Tidbits of a conversation I overheard (alright, I confess. I was eavesdropping) at a Starbucks in NYC between two businessmen discussing the challenges of planning a family vacay.
What timing. The conversation took place just as I stepped out of Penn Station, killing half an hour before meeting a girlfriend arriving from another direction to take a yoga class, enjoy lunch (restaurant TBD, all part of the adventure), and make our way back to our respective Burbian abodes (she: Long Island, me: somewhere near the NJ/PA border).
I have a completely different view on getting to my intended destination. I LOVE it. Sure, I can understand the aforementioned wives’ desire to arrive without all the hassles of getting there. But skip the journey, and you miss out on all the juicy stuff: learning new processes and procedures; developing self-reliance; cultivating patience; connecting with real live humans right smack in front of you; loosening up and adapting to changing circumstances.
Sit home and allow someone else to handle all the logistics, and you remain needy. Dependent. I thank my parents to this day for lovingly but firmly nudging me out the door in my teens toward public transportation. It began with a ride on the big yellow banana school bus (tip: the seats in the back are the best – offering serious air time over every bump). Not long after I graduated to flying across the world, navigating airports, busting through language barriers (a smile and funky hand signals work wonders), and figuring out subway systems (albeit with a few embarrassing moments stuck in a turnstile). At age 44 (one year shy of the aforementioned wive), I can’t imagine what life would be like without all the skills gained from the ‘getting to’ part of every journey I’ve taken:
- Self-reliance. I get to be my own Sherpa.

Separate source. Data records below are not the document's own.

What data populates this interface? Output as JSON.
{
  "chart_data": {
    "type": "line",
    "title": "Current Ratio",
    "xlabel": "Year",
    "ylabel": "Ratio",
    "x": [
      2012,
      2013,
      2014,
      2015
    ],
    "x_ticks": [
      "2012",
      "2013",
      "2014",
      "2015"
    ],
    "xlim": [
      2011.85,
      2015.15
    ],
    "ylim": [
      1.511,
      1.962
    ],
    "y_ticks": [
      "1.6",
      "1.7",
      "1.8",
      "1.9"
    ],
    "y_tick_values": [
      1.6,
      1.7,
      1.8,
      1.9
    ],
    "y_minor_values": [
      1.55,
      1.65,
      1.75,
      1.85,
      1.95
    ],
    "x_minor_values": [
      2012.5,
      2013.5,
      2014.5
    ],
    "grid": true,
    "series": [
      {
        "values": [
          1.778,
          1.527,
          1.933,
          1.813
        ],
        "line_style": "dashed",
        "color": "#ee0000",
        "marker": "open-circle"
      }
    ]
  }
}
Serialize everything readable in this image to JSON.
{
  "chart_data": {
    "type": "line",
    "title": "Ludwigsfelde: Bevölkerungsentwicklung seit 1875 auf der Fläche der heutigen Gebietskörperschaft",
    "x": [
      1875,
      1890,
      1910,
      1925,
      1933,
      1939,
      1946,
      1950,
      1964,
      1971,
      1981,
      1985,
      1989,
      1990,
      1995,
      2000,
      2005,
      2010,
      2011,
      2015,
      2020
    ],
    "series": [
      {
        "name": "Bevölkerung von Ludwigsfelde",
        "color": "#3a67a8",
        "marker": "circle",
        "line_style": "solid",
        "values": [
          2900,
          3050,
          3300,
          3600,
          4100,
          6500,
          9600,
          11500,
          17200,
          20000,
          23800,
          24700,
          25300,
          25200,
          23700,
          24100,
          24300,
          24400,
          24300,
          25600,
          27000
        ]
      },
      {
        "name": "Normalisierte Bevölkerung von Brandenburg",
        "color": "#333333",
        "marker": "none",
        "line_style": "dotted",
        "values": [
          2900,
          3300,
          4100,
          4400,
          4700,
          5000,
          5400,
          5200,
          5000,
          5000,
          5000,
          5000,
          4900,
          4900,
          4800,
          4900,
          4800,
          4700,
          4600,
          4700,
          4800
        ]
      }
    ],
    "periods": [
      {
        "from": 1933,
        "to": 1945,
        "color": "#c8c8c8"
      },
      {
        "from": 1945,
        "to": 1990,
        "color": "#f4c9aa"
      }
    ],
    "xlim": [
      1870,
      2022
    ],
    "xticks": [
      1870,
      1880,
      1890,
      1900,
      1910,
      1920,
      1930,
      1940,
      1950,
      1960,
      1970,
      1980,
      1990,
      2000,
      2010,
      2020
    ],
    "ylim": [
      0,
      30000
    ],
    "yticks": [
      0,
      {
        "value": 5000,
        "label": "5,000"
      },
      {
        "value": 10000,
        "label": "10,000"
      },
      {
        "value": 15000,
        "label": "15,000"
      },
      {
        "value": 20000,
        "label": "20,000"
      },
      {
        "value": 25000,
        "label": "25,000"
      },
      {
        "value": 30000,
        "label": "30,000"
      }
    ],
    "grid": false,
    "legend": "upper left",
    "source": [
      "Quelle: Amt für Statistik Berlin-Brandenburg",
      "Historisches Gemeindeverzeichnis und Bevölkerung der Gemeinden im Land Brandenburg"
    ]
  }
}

- Adaptability. Things can change on a dime. I’ve gotten good at finding a Plan B in many situations.
- Connection. Admittedly, a little tougher now as everyone, even the elderly man next to me on the train yesterday whipped out a pair of ear buds. But when you’re lost, sometimes the quickest way back is to smile, ask another human, connect.
- Confidence. I arrive. I pat myself on the back. I did it!!
Go for it. Get from A to B on your own. See how it feels.